BCELossWithLogits Probability below 0.5

Jam · May 18, 2021, 3:10pm

I am working on a binary classification problem for which I am using the BCELosswithLogits and (since my data is imbalanced) the BinaryFocalLoss. To get the probability of the sample being positive, I apply the sigmoid function to the output of the model. However, even though I could improve my model from 68% AUC to 81% AUC, when I look at the predicted probabilities, they are always below 0.5. Am I doing something wrong?

ptrblck · May 19, 2021, 6:09am

If the probabilities are always below 0.5, which I assume is the used threshold to get the predictions, I would also guess that the model is only predicting class0, i.e. the negative class in a binary classification setup?
If so, did you check the confusion matrix or other metrics?

Jam · May 19, 2021, 7:21am

Thanks for your reply! I will plot the confusion matrix but how do I know which is the correct threshold? So far, I assumed it is 0.5 but it could be different, couldn’t it?

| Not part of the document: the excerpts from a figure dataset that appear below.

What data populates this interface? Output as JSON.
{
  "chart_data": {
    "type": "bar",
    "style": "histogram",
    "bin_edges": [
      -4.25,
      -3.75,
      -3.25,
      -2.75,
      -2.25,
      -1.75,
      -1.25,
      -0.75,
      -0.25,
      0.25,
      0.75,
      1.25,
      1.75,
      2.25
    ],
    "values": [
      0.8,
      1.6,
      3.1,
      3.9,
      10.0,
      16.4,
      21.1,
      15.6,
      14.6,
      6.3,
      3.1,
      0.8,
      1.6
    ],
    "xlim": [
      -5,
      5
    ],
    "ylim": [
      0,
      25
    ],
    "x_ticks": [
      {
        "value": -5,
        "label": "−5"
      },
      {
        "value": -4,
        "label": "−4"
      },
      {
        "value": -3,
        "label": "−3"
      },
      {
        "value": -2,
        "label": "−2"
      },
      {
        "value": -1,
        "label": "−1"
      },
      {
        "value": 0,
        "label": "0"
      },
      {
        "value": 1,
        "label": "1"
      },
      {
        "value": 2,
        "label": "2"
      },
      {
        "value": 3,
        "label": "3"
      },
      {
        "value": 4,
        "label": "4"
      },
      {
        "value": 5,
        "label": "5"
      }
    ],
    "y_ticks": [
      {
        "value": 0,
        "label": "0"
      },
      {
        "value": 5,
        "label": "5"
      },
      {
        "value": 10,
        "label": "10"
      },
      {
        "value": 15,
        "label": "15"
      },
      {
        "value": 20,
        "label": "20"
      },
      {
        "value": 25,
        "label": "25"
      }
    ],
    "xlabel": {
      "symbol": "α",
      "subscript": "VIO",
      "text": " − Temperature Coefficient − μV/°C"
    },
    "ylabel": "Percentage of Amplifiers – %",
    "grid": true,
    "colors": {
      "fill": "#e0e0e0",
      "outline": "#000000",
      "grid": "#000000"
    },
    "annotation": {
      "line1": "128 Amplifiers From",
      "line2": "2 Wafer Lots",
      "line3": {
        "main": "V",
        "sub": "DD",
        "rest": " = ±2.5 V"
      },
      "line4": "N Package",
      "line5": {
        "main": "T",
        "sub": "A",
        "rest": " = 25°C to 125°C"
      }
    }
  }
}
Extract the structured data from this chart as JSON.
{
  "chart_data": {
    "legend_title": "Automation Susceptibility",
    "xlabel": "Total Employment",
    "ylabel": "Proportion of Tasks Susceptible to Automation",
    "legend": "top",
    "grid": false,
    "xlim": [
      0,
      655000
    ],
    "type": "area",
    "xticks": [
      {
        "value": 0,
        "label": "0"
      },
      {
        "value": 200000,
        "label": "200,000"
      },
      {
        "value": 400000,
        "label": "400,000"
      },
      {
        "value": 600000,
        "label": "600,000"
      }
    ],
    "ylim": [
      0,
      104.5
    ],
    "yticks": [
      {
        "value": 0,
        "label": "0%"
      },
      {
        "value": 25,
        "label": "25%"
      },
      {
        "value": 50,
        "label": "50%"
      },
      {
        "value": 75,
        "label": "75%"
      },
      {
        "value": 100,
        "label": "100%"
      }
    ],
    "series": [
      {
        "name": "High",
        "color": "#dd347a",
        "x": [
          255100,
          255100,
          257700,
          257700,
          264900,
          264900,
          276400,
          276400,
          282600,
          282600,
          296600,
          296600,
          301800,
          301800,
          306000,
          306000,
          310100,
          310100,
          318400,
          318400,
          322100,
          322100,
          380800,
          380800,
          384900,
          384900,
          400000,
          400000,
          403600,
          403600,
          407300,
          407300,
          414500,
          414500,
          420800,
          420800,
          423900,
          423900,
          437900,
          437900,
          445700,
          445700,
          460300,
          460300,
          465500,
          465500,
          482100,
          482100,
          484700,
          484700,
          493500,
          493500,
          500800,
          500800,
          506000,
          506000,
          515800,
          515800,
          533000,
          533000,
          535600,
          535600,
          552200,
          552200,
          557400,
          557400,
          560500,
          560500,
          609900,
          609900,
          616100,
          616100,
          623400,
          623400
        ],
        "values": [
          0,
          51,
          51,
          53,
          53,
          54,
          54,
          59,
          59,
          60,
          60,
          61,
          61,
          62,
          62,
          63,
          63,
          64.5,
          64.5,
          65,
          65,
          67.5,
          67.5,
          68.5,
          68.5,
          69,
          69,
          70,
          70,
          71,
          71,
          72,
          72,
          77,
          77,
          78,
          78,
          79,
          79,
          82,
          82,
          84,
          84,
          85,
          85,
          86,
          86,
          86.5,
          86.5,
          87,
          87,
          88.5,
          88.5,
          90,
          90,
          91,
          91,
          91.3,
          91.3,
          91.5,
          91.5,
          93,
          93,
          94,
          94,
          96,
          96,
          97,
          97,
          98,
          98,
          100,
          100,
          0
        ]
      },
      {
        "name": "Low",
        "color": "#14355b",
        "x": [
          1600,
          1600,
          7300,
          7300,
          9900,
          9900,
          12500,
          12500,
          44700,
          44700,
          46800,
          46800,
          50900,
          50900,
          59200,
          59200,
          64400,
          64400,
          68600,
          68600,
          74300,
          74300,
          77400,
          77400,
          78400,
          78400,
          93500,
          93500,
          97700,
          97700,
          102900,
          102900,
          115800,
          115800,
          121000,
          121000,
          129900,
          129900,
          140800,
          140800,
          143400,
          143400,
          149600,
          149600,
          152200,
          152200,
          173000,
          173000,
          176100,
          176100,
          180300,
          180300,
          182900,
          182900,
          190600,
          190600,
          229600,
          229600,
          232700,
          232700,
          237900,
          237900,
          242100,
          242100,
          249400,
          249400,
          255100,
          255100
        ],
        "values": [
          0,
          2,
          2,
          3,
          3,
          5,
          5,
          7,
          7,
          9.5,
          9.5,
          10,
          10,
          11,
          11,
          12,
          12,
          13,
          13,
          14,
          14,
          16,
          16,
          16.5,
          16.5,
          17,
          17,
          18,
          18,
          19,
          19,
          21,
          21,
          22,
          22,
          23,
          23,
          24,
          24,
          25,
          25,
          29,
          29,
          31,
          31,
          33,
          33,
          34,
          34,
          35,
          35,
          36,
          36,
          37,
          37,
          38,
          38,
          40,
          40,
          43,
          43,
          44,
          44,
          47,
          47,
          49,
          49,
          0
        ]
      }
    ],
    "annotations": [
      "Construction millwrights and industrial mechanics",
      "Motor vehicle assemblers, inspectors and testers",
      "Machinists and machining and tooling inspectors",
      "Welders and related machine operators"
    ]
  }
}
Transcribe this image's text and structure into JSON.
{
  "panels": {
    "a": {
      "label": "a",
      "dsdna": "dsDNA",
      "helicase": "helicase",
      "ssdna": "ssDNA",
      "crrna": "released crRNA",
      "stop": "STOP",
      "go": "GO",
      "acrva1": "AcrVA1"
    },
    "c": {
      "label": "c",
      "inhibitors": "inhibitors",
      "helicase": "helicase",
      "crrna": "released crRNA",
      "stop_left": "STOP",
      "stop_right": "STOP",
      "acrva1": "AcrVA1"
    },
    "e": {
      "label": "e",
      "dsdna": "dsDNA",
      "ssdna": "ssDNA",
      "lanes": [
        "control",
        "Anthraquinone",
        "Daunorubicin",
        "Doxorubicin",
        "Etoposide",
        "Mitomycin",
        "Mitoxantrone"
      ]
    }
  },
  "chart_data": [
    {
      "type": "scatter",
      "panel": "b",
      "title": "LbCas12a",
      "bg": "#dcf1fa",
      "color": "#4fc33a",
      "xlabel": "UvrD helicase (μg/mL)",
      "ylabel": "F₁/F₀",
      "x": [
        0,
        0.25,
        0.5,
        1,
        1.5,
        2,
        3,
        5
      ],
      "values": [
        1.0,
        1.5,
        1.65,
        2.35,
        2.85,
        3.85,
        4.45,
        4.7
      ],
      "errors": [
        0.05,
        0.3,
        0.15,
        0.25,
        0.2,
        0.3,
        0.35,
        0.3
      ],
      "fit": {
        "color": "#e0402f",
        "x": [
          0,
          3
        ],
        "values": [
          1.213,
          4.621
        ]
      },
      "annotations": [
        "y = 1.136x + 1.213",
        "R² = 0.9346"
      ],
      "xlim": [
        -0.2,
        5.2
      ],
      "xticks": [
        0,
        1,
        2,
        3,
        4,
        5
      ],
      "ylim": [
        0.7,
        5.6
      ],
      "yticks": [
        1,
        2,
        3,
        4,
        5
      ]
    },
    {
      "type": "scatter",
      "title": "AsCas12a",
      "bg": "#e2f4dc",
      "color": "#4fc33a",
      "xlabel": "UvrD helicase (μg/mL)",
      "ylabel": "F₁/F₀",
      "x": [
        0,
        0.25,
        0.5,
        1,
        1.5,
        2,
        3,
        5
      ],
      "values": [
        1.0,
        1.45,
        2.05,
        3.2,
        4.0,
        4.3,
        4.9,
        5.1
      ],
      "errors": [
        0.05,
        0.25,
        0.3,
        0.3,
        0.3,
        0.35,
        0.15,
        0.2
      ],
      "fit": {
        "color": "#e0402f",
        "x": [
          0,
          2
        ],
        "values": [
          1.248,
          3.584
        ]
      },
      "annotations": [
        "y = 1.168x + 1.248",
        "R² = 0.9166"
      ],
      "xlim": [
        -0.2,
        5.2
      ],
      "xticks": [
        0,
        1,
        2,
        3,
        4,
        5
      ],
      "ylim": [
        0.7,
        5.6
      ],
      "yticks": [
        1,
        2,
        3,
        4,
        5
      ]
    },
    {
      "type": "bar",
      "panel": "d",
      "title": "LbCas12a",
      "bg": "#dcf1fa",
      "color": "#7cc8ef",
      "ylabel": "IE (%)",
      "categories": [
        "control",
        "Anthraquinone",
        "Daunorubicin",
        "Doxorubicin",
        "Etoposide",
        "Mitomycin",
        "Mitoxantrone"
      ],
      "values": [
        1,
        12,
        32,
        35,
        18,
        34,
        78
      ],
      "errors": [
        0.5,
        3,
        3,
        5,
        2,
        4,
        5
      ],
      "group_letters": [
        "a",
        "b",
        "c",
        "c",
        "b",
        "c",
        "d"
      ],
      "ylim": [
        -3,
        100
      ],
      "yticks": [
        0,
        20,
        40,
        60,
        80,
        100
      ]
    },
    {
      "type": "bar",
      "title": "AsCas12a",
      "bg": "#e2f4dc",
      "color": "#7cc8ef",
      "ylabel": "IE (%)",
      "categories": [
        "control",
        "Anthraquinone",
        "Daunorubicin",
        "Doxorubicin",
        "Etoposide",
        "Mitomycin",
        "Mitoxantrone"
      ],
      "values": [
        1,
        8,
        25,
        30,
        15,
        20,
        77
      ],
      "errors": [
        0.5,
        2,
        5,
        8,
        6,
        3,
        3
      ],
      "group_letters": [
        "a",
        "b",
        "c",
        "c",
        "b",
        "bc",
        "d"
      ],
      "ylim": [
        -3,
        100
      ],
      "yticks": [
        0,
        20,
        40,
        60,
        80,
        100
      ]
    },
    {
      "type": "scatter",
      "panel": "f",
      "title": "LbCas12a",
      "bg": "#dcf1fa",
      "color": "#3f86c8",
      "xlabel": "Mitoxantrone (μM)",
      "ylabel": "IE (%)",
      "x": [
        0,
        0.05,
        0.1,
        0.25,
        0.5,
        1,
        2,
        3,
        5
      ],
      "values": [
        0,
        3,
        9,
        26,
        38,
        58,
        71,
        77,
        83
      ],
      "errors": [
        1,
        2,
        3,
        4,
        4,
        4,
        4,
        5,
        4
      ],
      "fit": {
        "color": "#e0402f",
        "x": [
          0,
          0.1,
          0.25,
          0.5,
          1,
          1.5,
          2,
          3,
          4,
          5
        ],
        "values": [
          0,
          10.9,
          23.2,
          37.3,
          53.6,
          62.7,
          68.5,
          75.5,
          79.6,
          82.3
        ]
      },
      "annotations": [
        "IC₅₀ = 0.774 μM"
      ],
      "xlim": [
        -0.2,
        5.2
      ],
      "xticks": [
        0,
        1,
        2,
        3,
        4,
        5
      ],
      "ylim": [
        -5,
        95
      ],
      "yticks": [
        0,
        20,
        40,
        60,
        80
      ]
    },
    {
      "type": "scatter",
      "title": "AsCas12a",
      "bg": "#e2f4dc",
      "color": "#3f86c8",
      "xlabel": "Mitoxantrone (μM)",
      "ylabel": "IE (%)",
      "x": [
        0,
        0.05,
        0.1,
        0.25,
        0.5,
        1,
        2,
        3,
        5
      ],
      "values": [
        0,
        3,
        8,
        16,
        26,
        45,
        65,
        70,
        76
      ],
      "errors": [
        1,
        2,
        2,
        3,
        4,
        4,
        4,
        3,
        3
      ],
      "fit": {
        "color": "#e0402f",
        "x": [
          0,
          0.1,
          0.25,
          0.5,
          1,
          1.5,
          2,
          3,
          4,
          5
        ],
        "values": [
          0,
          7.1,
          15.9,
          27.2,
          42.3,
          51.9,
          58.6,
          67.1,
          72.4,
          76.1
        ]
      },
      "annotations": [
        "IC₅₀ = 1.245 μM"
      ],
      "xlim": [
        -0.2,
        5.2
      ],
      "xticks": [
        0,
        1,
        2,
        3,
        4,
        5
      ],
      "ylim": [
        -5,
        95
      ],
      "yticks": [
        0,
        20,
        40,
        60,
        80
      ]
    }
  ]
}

ptrblck · May 19, 2021, 7:26am

0.5 could be a good starting point and you could check the ROC for different thresholds and pick the best suitable one for your use case.

Jam · May 19, 2021, 7:42am

Thanks, I will try do to that as well.
So when using 0.5 as the threshold, I get the following confusion matrix:
grafik

That means, that my model actually predicts both classes but it only predicts FP. So it doesn’t get any of the TP, correct? I don’t understand how that is possible. Do you think the threshold could affect this?

ptrblck · May 19, 2021, 8:04am

Yes, it seems that no FP are returned. Also yes, you can check the ROC to select the threshold for the TPR vs. FPR value you want.

Jam · June 3, 2021, 2:53pm

I adjusted the threshold accordingly (it is 0.25). Does it make sense that my lowest probability is only 0.126 (I’d have assumed something closer to 0) and my highest (best predictions for TP) is still below 0.5? Should I not expect something close to 1?

ptrblck · June 3, 2021, 9:56pm

The smaller range of values might indicate that the model wasn’t trained for many epochs and thus the logits have a relative narrow range. You could thus try to train the model for more epochs, in case it’s not overfitting.

Jam · June 4, 2021, 5:53pm

Thanks for your reply! So far it is overfitting after more than 30 epochs but I will try to make further adjustments.